The invention discloses a preparation method of degradable polytrimethylene terephthalate copolyester, and relates to the field of preparation of degradable copolyester. The preparation method comprises the following steps: (1) preparation of low-molecular-weight polyglycolic acid: putting glycolic acid and a catalyst into a reaction kettle, and polymerizing to obtain the low-molecular-weight polyglycolic acid; (2) preparation of esterification liquid: putting terephthalic acid and propylene glycol into a reaction kettle for esterification reaction to prepare the esterification liquid; (3) adding low-molecular-weight polyglycolic acid into the esterification liquid, then adding a composite catalyst and a stabilizer, and carrying out pre-polycondensation and final polycondensation to prepare degradable polytrimethylene terephthalate copolyester. Low-molecular-weight polyglycolic acid is prepared from glycolic acid monomers and then copolymerized, the molecular structure can be effectively controlled, and the degradation performance of polyglycolic acid is adjusted according to the proportion of the addition amount of low-molecular-weight polyglycolic acid.

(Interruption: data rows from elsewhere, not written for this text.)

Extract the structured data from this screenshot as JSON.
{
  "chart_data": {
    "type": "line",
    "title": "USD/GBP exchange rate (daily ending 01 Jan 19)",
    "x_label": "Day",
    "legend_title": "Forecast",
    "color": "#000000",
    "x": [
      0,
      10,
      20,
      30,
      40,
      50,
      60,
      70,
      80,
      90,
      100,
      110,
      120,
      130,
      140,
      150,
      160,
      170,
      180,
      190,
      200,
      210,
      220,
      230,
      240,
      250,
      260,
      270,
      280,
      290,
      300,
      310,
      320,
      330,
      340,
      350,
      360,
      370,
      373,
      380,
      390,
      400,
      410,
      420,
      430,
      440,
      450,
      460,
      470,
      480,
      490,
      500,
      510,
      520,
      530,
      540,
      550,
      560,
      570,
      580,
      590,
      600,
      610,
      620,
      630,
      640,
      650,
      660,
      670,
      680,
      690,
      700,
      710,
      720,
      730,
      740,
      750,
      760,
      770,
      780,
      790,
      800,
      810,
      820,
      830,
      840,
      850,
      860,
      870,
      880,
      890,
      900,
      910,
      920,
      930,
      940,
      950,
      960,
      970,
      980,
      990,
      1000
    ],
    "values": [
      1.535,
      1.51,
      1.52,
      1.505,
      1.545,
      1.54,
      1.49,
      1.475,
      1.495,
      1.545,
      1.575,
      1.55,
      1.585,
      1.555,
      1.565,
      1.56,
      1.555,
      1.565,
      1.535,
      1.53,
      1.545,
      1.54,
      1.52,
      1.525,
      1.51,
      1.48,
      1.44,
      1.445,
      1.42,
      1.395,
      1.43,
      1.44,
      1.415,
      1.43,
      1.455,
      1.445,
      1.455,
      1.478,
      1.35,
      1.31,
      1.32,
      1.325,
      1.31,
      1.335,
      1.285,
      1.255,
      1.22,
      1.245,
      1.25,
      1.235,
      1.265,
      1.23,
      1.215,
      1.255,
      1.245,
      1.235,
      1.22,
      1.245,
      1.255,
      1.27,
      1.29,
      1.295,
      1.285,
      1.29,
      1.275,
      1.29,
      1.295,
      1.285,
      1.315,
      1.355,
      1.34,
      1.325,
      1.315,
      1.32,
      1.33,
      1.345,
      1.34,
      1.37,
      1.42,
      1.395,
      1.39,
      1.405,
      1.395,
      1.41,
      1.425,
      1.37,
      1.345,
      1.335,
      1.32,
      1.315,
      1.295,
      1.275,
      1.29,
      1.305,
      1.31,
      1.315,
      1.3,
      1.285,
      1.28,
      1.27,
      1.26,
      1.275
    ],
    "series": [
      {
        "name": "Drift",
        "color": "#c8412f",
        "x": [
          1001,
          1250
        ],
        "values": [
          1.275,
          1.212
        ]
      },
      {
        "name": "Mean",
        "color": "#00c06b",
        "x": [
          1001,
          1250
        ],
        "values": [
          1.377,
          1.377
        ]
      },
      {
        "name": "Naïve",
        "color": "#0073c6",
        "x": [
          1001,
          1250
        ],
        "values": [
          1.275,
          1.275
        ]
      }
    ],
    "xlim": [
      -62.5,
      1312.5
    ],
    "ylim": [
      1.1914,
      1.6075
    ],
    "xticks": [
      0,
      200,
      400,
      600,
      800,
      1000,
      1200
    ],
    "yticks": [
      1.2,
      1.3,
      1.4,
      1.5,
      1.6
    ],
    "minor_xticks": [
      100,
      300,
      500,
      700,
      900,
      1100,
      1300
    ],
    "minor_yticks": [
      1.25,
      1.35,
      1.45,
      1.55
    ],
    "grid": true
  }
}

The invention provides a preparation method of glycolide. According to the preparation method of the glycolide, gaseous glycolate is subjected to a cyclization reaction under the catalytic condition of a titanium-containing molecular sieve, and the product glycolide is obtained. The preparation method provided by the invention has the advantages of mild reaction conditions and high product yield, can be continuously carried out, and does not need the participation of high vacuum and high-boiling-point solvents.